Abstract

In this paper we first show how the exact distributions of the most common likelihood ratio test (l.r.t.) statistics, that is, the ones used to test the independence of several sets of variables, the equality of several variance-covariance matrices, sphericity, and the equality of several mean vectors, may be expressed as the distribution of the product of independent Beta random variables or the product of a given number of independent random variables whose logarithm has a Gamma distribution times a given number of independent Beta random variables. Then, we show how near-exact distributions for the logarithms of these statistics may be expressed as Generalized Near-Integer Gamma distributions or mixtures of these distributions, whose rate parameters associated with the integer shape parameters, for samples of size n, all have the form (n−j)/n for j=2,…,p, where for three of the statistics, p is the number of variables involved, while for the other one, it is the sum of the number of variables involved and the number of mean vectors being tested.
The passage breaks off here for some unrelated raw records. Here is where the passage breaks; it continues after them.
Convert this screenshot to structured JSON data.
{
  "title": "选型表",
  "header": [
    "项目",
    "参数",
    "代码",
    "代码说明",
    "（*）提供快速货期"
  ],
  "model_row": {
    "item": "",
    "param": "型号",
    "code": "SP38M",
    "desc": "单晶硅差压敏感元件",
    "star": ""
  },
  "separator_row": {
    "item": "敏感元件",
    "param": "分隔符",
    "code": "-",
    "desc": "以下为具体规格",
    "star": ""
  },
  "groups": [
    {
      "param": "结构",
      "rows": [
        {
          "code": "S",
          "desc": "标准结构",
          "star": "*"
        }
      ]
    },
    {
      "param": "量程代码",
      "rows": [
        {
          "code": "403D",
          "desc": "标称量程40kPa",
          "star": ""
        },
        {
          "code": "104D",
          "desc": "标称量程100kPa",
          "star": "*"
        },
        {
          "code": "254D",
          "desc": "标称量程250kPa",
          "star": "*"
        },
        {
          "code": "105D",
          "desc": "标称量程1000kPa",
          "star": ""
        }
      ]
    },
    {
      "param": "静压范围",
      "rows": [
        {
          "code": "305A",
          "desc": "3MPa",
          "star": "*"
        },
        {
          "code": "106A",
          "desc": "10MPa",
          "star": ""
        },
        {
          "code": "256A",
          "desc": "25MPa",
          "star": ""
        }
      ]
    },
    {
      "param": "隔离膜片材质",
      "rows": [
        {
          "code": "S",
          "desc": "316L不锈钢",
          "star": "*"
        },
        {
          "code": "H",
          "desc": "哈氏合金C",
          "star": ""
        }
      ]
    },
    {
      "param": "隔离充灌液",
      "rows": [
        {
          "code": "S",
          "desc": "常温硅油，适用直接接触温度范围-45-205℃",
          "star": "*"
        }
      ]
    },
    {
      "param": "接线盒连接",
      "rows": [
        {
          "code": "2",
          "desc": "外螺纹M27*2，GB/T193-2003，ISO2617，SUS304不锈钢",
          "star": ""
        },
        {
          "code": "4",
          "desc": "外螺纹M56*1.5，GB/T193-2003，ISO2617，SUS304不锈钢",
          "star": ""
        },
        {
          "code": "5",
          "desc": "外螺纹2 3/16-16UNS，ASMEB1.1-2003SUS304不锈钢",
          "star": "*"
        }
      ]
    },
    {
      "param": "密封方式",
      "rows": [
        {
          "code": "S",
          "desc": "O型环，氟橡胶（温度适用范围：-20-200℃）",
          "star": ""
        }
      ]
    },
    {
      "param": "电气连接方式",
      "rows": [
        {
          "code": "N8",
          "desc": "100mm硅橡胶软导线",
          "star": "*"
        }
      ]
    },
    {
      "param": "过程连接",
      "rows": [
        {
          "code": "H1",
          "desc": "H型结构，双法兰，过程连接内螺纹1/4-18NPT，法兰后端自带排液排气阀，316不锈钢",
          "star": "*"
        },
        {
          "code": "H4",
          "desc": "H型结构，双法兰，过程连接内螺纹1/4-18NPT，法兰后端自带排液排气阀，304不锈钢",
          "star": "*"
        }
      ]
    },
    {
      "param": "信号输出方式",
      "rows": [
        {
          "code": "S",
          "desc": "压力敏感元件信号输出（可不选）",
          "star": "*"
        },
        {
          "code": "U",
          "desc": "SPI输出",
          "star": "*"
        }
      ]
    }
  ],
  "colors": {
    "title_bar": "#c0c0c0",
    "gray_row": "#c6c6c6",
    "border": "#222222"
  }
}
What is interesting is that the similarities exhibited by these statistics are even more striking in terms of near-exact distributions than in terms of exact distributions. Moreover all the l.r.t. statistics that may be built as products of these basic statistics also inherit a similar structure for their near-exact distributions. To illustrate this fact, an application is made to the l.r.t. statistic to test the equality of several multivariate Normal distributions.